A brief post on vaccines designed to fight the current pandemic…

Vaccines have been used for more than two centuries to protect people from disease. All vaccines are designed to work in more or less the same way; to trigger an immune response in the host that is directed specifically against some microbial invader. This response primes the immune system and allows for a more rapid, sustained, and efficacious reaction. In the past, most vaccines used killed or weakened microbes as the agent to set off immunity. Usually, proteins on the surface of these pathogens are recognized as foreign substances, causing the immune response to kick in. More recently, individual proteins or parts of proteins that make up the invading pathogen have been employed for the same purpose.

All three of the candidate vaccines that have recently shown efficacy and safety in phase III trials aren’t protein based. They’re either made from RNA (Moderna and Pfizer) or DNA (AstraZeneca), molecules that are not proteins themselves but are intended to direct the synthesis of one of the pathogen’s proteins inside cells of the vaccinated individual. These nucleic acid based vaccines have two great advantages over the more traditional ones. First, they can be easily modified so that the protein that they can specify whatever protein is desired. And second, they can be synthesized quickly in great amounts.
These advantages are critical, especially in a pandemic. Pandemics arise rapidly. The current one, Covid-19, began in early 2020. In less than a year, it has infected nearly 60,000,000 people globally and killed over 1,400,000.  It appears that many more will contract the disease and die. Traditional vaccines take years to develop. Many are difficult to deliver in large quantities. Nucleic acids however, can be synthesized rapidly at an industrial scale. What’s more, once a facility has been set up to produce a nucleic acid based vaccine, the sequence of its DNA or RNA can be quickly changed so that an entirely different protein can be made in the same facility.

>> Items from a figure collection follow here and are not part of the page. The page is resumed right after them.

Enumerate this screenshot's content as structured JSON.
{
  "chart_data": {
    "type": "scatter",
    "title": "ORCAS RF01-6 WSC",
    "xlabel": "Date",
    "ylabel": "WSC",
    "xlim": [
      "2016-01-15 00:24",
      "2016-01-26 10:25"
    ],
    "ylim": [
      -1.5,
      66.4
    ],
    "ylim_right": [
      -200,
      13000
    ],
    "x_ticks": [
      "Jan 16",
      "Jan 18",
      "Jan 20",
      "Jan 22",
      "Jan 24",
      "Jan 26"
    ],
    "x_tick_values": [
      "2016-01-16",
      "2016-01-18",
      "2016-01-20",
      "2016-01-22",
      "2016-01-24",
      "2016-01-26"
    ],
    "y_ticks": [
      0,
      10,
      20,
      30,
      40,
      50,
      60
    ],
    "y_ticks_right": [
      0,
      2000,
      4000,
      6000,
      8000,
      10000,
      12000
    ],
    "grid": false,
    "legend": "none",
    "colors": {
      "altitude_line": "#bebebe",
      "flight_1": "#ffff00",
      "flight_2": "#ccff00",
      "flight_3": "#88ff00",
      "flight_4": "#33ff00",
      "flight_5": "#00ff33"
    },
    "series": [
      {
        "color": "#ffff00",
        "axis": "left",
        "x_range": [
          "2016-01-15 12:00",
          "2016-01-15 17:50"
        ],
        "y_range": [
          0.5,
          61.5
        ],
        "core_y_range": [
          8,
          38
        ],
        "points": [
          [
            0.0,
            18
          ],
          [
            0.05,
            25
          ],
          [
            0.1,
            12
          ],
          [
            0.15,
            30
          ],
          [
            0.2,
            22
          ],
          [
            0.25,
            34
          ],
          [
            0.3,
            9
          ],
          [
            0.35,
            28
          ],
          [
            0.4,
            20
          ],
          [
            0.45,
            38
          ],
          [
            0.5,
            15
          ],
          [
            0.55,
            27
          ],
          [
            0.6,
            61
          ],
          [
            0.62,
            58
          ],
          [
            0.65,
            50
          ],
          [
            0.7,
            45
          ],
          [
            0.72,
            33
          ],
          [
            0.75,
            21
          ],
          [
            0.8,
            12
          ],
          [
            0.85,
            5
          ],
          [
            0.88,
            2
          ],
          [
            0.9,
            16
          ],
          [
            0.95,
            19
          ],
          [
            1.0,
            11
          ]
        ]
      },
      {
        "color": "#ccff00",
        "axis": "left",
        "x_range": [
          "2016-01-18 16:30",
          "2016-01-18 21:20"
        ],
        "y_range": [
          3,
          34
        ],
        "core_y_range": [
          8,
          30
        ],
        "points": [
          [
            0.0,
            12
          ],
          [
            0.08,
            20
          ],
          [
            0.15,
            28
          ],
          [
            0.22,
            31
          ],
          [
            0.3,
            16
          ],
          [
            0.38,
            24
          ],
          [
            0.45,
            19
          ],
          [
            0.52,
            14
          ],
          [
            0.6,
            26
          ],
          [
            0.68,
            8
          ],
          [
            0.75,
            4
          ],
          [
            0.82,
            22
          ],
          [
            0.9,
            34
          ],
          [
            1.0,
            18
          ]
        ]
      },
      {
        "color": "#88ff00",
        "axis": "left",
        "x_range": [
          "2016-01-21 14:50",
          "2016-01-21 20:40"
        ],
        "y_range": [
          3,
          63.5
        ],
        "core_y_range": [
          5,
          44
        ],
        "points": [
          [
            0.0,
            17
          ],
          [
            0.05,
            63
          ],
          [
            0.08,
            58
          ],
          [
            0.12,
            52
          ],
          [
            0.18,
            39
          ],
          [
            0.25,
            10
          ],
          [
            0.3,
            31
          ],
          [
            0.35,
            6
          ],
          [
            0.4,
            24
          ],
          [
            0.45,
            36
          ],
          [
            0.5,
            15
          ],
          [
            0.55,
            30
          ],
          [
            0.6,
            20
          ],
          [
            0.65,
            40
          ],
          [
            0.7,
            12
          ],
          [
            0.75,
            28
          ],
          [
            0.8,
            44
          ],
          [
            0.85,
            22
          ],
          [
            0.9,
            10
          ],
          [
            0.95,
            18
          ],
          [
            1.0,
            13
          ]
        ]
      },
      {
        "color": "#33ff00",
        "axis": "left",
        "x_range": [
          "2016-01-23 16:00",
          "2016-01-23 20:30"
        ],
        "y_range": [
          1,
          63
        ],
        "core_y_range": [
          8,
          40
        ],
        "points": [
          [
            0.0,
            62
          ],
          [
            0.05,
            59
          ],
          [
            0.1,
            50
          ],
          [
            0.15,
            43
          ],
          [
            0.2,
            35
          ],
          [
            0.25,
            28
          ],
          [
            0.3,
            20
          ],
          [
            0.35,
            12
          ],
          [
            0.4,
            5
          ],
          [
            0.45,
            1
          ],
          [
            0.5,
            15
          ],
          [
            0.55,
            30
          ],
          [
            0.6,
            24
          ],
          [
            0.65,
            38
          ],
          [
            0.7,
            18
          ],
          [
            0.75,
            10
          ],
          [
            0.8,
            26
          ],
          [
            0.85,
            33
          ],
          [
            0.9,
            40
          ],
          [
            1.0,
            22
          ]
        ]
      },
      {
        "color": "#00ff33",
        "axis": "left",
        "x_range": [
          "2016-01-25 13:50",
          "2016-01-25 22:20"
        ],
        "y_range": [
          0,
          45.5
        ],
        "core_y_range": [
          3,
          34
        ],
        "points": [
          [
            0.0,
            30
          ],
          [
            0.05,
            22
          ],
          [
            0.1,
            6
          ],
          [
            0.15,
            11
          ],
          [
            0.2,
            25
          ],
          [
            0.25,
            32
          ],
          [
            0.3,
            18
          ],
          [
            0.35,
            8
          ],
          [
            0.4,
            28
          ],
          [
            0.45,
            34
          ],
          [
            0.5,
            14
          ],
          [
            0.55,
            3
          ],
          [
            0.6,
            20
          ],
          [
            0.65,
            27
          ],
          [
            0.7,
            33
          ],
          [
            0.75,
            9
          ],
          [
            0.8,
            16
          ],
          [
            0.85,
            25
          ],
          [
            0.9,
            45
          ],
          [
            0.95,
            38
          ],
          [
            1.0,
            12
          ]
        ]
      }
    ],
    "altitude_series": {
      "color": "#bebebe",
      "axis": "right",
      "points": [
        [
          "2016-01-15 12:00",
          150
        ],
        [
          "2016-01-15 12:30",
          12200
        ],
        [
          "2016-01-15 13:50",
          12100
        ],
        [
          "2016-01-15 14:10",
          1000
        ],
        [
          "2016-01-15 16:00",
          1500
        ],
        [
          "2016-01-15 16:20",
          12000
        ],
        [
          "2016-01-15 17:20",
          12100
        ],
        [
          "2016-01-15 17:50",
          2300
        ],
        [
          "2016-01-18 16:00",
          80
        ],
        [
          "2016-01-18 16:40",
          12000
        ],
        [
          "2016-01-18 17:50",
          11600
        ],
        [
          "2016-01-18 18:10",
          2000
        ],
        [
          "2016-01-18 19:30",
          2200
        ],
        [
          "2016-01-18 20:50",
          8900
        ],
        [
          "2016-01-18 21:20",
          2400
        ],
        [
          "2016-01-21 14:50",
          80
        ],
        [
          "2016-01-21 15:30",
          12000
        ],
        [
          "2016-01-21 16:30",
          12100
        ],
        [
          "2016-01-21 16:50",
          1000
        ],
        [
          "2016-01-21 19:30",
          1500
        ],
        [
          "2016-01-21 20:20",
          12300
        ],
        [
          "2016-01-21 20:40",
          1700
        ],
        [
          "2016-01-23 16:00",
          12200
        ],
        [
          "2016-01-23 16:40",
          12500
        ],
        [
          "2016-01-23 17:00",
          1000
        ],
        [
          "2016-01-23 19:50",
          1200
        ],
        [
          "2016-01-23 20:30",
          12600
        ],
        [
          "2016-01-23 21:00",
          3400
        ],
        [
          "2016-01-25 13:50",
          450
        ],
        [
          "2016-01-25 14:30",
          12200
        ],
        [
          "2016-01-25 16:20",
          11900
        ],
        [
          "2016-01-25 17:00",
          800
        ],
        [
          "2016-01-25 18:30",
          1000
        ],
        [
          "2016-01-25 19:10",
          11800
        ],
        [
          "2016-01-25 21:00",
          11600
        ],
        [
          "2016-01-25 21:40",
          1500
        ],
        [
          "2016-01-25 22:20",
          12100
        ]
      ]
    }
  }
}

Nucleic acid based vaccines represent a triumph of molecular biology. The tools that are available to the current generation of practitioners in the field as well as the skill with which they use them boggles the mind. As of this writing, none of the three candidate vaccines have yet been approved for release to the general public, but such approval is expected within weeks. However, if they are as successful as initial tests indicate, they will save thousands of lives. What’s more, they promise to be able to be used as weapons against other diseases, such as cancer. Their rapid development represents a breakthrough in the prevention of disease.